Fast wie die echte Tina Turner: Musical in der Rotenburger Göbel Hotels Arena

Sie gaben alles: Die Musiker und Tänzerinnen um Sängerin Tess Smith präsentierten eine tolle Show, die mehr Publikum verdient gehabt hätte. Fotos: Apel

Rotenburg. . Schon zu absoluter Hochform aufgelaufen, setzt Tess „Dynamite“ Smith noch eins drauf: „Ich habe Bock! Kommt vor die Bühne! Lasst uns zusammen singen, rocken, tanzen!

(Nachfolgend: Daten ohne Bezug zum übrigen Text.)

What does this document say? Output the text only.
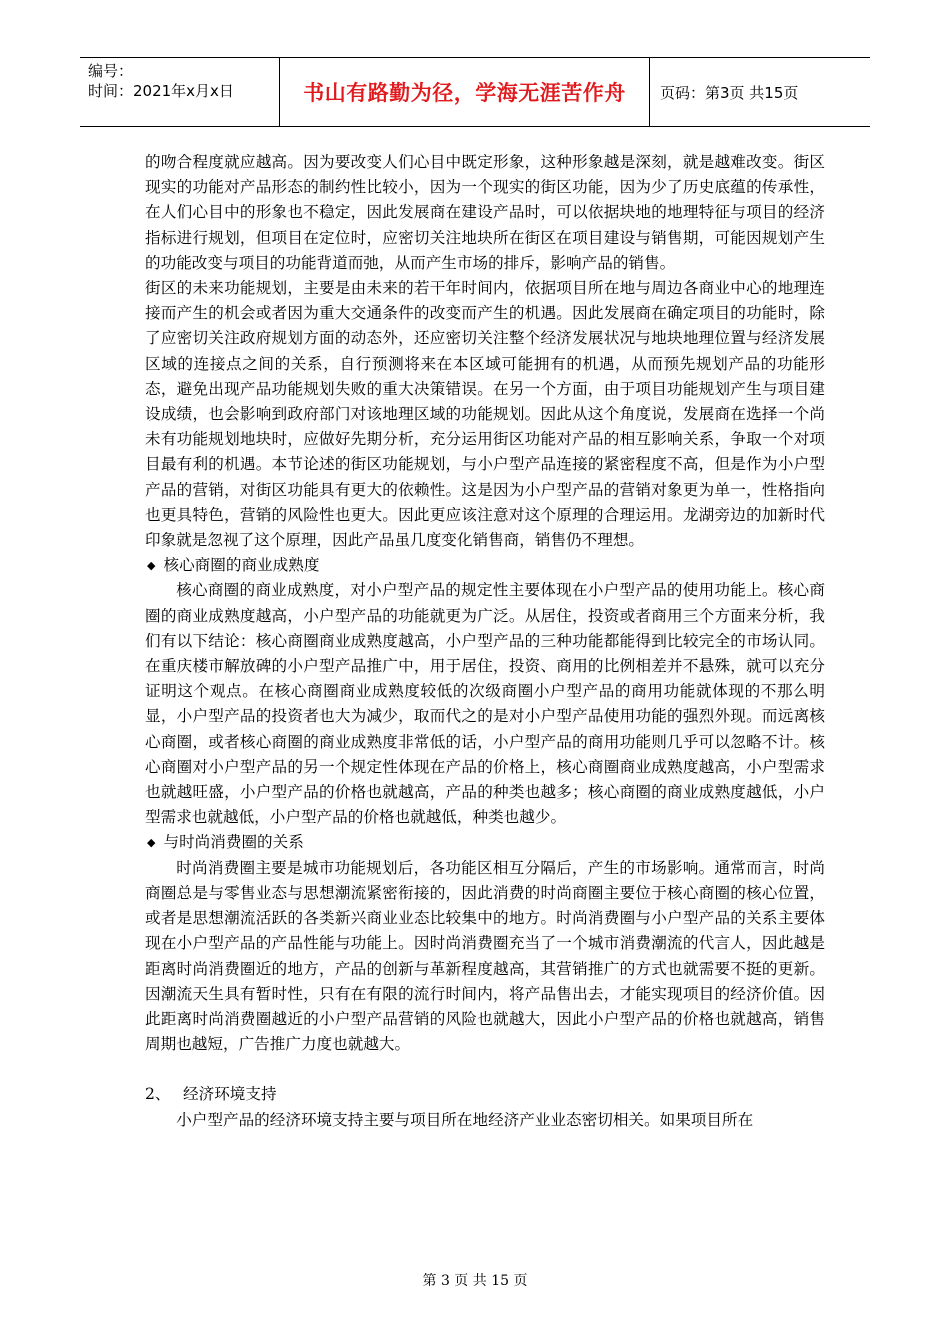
编号：
时间：2021年x月x日	书山有路勤为径，学海无涯苦作舟 页码：第3页 共15页

的吻合程度就应越高。因为要改变人们心目中既定形象，这种形象越是深刻，就是越难改变。街区现实的功能对产品形态的制约性比较小，因为一个现实的街区功能，因为少了历史底蕴的传承性，在人们心目中的形象也不稳定，因此发展商在建设产品时，可以依据块地的地理特征与项目的经济指标进行规划，但项目在定位时，应密切关注地块所在街区在项目建设与销售期，可能因规划产生的功能改变与项目的功能背道而弛，从而产生市场的排斥，影响产品的销售。

街区的未来功能规划，主要是由未来的若干年时间内，依据项目所在地与周边各商业中心的地理连接而产生的机会或者因为重大交通条件的改变而产生的机遇。因此发展商在确定项目的功能时，除了应密切关注政府规划方面的动态外，还应密切关注整个经济发展状况与地块地理位置与经济发展区域的连接点之间的关系，自行预测将来在本区域可能拥有的机遇，从而预先规划产品的功能形态，避免出现产品功能规划失败的重大决策错误。在另一个方面，由于项目功能规划产生与项目建设成绩，也会影响到政府部门对该地理区域的功能规划。因此从这个角度说，发展商在选择一个尚未有功能规划地块时，应做好先期分析，充分运用街区功能对产品的相互影响关系，争取一个对项目最有利的机遇。本节论述的街区功能规划，与小户型产品连接的紧密程度不高，但是作为小户型产品的营销，对街区功能具有更大的依赖性。这是因为小户型产品的营销对象更为单一，性格指向也更具特色，营销的风险性也更大。因此更应该注意对这个原理的合理运用。龙湖旁边的加新时代印象就是忽视了这个原理，因此产品虽几度变化销售商，销售仍不理想。

◆ 核心商圈的商业成熟度

核心商圈的商业成熟度，对小户型产品的规定性主要体现在小户型产品的使用功能上。核心商圈的商业成熟度越高，小户型产品的功能就更为广泛。从居住，投资或者商用三个方面来分析，我们有以下结论：核心商圈商业成熟度越高，小户型产品的三种功能都能得到比较完全的市场认同。在重庆楼市解放碑的小户型产品推广中，用于居住，投资、商用的比例相差并不悬殊，就可以充分证明这个观点。在核心商圈商业成熟度较低的次级商圈小户型产品的商用功能就体现的不那么明显，小户型产品的投资者也大为减少，取而代之的是对小户型产品使用功能的强烈外现。而远离核心商圈，或者核心商圈的商业成熟度非常低的话，小户型产品的商用功能则几乎可以忽略不计。核心商圈对小户型产品的另一个规定性体现在产品的价格上，核心商圈商业成熟度越高，小户型需求也就越旺盛，小户型产品的价格也就越高，产品的种类也越多；核心商圈的商业成熟度越低，小户型需求也就越低，小户型产品的价格也就越低，种类也越少。

◆ 与时尚消费圈的关系

时尚消费圈主要是城市功能规划后，各功能区相互分隔后，产生的市场影响。通常而言，时尚商圈总是与零售业态与思想潮流紧密衔接的，因此消费的时尚商圈主要位于核心商圈的核心位置，或者是思想潮流活跃的各类新兴商业业态比较集中的地方。时尚消费圈与小户型产品的关系主要体现在小户型产品的产品性能与功能上。因时尚消费圈充当了一个城市消费潮流的代言人，因此越是距离时尚消费圈近的地方，产品的创新与革新程度越高，其营销推广的方式也就需要不挺的更新。因潮流天生具有暂时性，只有在有限的流行时间内，将产品售出去，才能实现项目的经济价值。因此距离时尚消费圈越近的小户型产品营销的风险也就越大，因此小户型产品的价格也就越高，销售周期也越短，广告推广力度也就越大。

2、 经济环境支持

小户型产品的经济环境支持主要与项目所在地经济产业业态密切相关。如果项目所在

第 3 页 共 15 页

Wir leben doch jetzt!“

Das Publikum in der Göbels Hotels Arena, das die Rocklegende Tina Turner schon aus jungen Jahren kennt und das sie im Musical „Tina - Break Every Rule“ wiedererleben will, lässt sich das nicht zweimal sagen: Scharenweise jubeln Männer und vor allem Frauen „ihrer“ Tina Turner zu, lassen sich von der Protagonistin des Abends immer wieder neu animieren mitzuklatschen, mitzufeiern, mitzujubeln.

Tess selbst, die auf den Philippinen groß gewordene Tänzerin und Choreografin, reißt mit, begeistert mit „Nutbush City Limits“, „Rolling on the River „ und „Simply the Best“. Nicht nur der von Tina Turner, nein, auch ihr eigener Traum ist wahr geworden, überträgt sich mit all seiner Power und Lebensenergie auf das Publikum, das schon lange nicht mehr unterscheidet zwischen dem Original und der übermorgen 54 Jahre jung werdenden Entertainerin, die mit ihrem unbändigen Temperament, ihrer Reibeisenstimme, ihrer Tina-Turner-Mähne, ihren Tänzerinnen und ihrer Band einfach alles gibt.

Tess Smith und dem von der Geraer Reset Production promoteten Musical-Ensemble gelingt am Freitagabend eine tolle Hommage an den inzwischen 77-jährigen Weltstar, der als Anna Mae Bullock in einem Club in den amerikanischen Südstaaten erstmals auf der Bühne stand. Ihr Entdecker, Mentor und späterer Ehemann Ike Turner machte aus ihr und mit ihr „Ike und Tina Turner“. Mit ihm durchlitt sie schwere Zeiten, ehe sie auf sich allein gestellt eine Weltkarriere begann, Stadien füllte und über 180 Millionen Tonträger verkaufte.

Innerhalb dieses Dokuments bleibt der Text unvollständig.